Les autorités ont pris des mesures pour limiter ce risque. Elles valorisent sur la scène européenne leur gestion de la crise sanitaire de manière à rétablir un sentiment de sécurité chez les voyageurs, tout en restant prudentes pour ne pas se trouver confrontées à un afflux massif de touristes dans les îles, sous-équipées sur le plan sanitaire.
L'objectif est de préserver une saison touristique de trois mois (juillet, août et septembre), éventuellement prolongée en cas d'évolution positive de la pandémie. L'accès à la Grèce pourrait être limité aux seuls touristes européens , compte tenu du maintien attendu des restrictions de vols en provenance des pays tiers, et le gouvernement plaide pour une réouverture rapide des frontières intra-européennes.
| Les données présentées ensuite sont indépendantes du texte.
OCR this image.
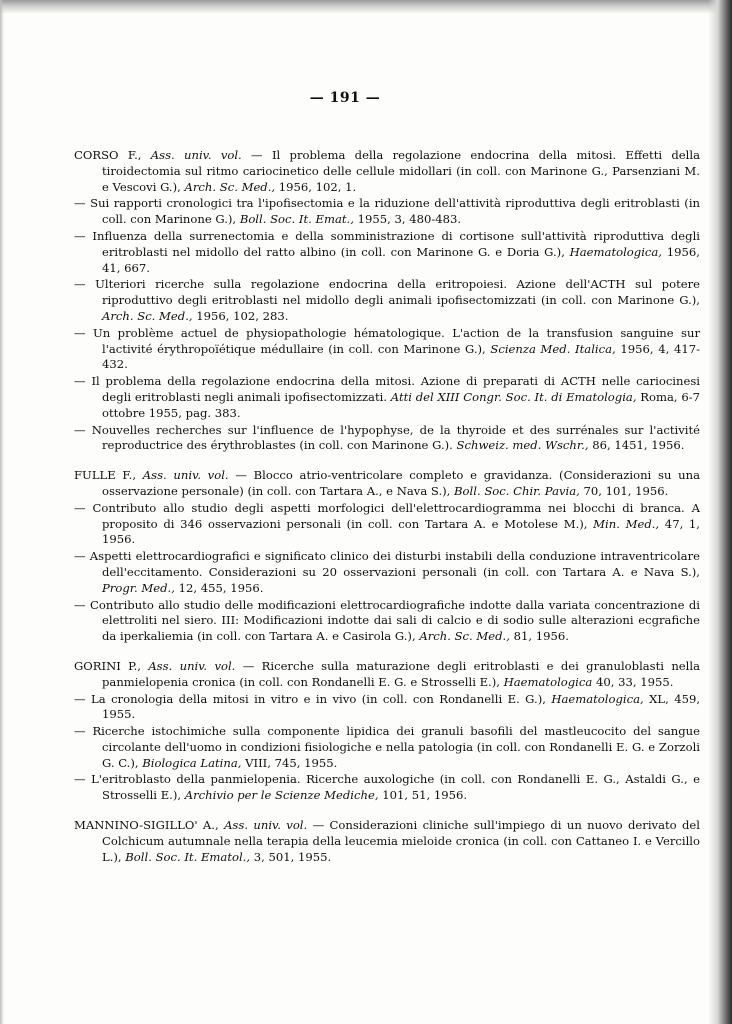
— 191 —

CORSO F., Ass. univ. vol. — Il problema della regolazione endocrina della mitosi. Effetti della tiroidectomia sul ritmo cariocinetico delle cellule midollari (in coll. con Marinone G., Parsenziani M. e Vescovi G.), Arch. Sc. Med., 1956, 102, 1.

— Sui rapporti cronologici tra l'ipofisectomia e la riduzione dell'attività riproduttiva degli eritroblasti (in coll. con Marinone G.), Boll. Soc. It. Emat., 1955, 3, 480-483.

— Influenza della surrenectomia e della somministrazione di cortisone sull'attività riproduttiva degli eritroblasti nel midollo del ratto albino (in coll. con Marinone G. e Doria G.), Haematologica, 1956, 41, 667.

— Ulteriori ricerche sulla regolazione endocrina della eritropoiesi. Azione dell'ACTH sul potere riproduttivo degli eritroblasti nel midollo degli animali ipofisectomizzati (in coll. con Marinone G.), Arch. Sc. Med., 1956, 102, 283.

— Un problème actuel de physiopathologie hématologique. L'action de la transfusion sanguine sur l'activité érythropoïétique médullaire (in coll. con Marinone G.), Scienza Med. Italica, 1956, 4, 417-432.

— Il problema della regolazione endocrina della mitosi. Azione di preparati di ACTH nelle cariocinesi degli eritroblasti negli animali ipofisectomizzati. Atti del XIII Congr. Soc. It. di Ematologia, Roma, 6-7 ottobre 1955, pag. 383.

— Nouvelles recherches sur l'influence de l'hypophyse, de la thyroide et des surrénales sur l'activité reproductrice des érythroblastes (in coll. con Marinone G.). Schweiz. med. Wschr., 86, 1451, 1956.

FULLE F., Ass. univ. vol. — Blocco atrio-ventricolare completo e gravidanza. (Considerazioni su una osservazione personale) (in coll. con Tartara A., e Nava S.), Boll. Soc. Chir. Pavia, 70, 101, 1956.

— Contributo allo studio degli aspetti morfologici dell'elettrocardiogramma nei blocchi di branca. A proposito di 346 osservazioni personali (in coll. con Tartara A. e Motolese M.), Min. Med., 47, 1, 1956.

— Aspetti elettrocardiografici e significato clinico dei disturbi instabili della conduzione intraventricolare dell'eccitamento. Considerazioni su 20 osservazioni personali (in coll. con Tartara A. e Nava S.), Progr. Med., 12, 455, 1956.

— Contributo allo studio delle modificazioni elettrocardiografiche indotte dalla variata concentrazione di elettroliti nel siero. III: Modificazioni indotte dai sali di calcio e di sodio sulle alterazioni ecgrafiche da iperkaliemia (in coll. con Tartara A. e Casirola G.), Arch. Sc. Med., 81, 1956.

GORINI P., Ass. univ. vol. — Ricerche sulla maturazione degli eritroblasti e dei granuloblasti nella panmielopenia cronica (in coll. con Rondanelli E. G. e Strosselli E.), Haematologica 40, 33, 1955.

— La cronologia della mitosi in vitro e in vivo (in coll. con Rondanelli E. G.), Haematologica, XL, 459, 1955.

— Ricerche istochimiche sulla componente lipidica dei granuli basofili del mastleucocito del sangue circolante dell'uomo in condizioni fisiologiche e nella patologia (in coll. con Rondanelli E. G. e Zorzoli G. C.), Biologica Latina, VIII, 745, 1955.

— L'eritroblasto della panmielopenia. Ricerche auxologiche (in coll. con Rondanelli E. G., Astaldi G., e Strosselli E.), Archivio per le Scienze Mediche, 101, 51, 1956.

MANNINO-SIGILLO' A., Ass. univ. vol. — Considerazioni cliniche sull'impiego di un nuovo derivato del Colchicum autumnale nella terapia della leucemia mieloide cronica (in coll. con Cattaneo I. e Vercillo L.), Boll. Soc. It. Ematol., 3, 501, 1955.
Il est par ailleurs probable que le tourisme intérieur ne compense pas la perte de recettes engendrées ordinairement par les touristes étrangers .
Le premier jour du déconfinement, le 4 mai, le Premier ministre Kyriakos Mitsotakis a estimé que, « dans le meilleur des scénarios, la Grèce va pouvoir commencer son activité touristique à partir du 1 er juillet et nous travaillons afin d'atteindre cet objectif ». Il a ajouté : « Supposons que les gens fassent des tests avant de prendre l'avion et qu'ils soient suivis de près, alors l'expérience touristique ne pourrait être que très légèrement différente des précédentes années ». Un calendrier a été présenté pour le secteur hôtelier : les hôtels fonctionnant toute l'année ont rouvert le 1 er juin, et les hôtels saisonniers le feront le 15 juin, alors que la date initialement prévue était le 9 juillet.
Les autorités grecques redoutent que les principaux États européens de provenance des touristes, tels que l'Allemagne, le Royaume-Uni ou la France, n'adoptent des mesures de quarantaine au retour des voyages, ce qui réduirait les flux. Elles cherchent à convaincre les pays des Balkans de l'intérêt de rouvrir les frontières sur la base de protocoles sanitaires et ont engagé des discussions avec des États tiers non européens, tels qu'Israël, l'Australie et la Nouvelle-Zélande.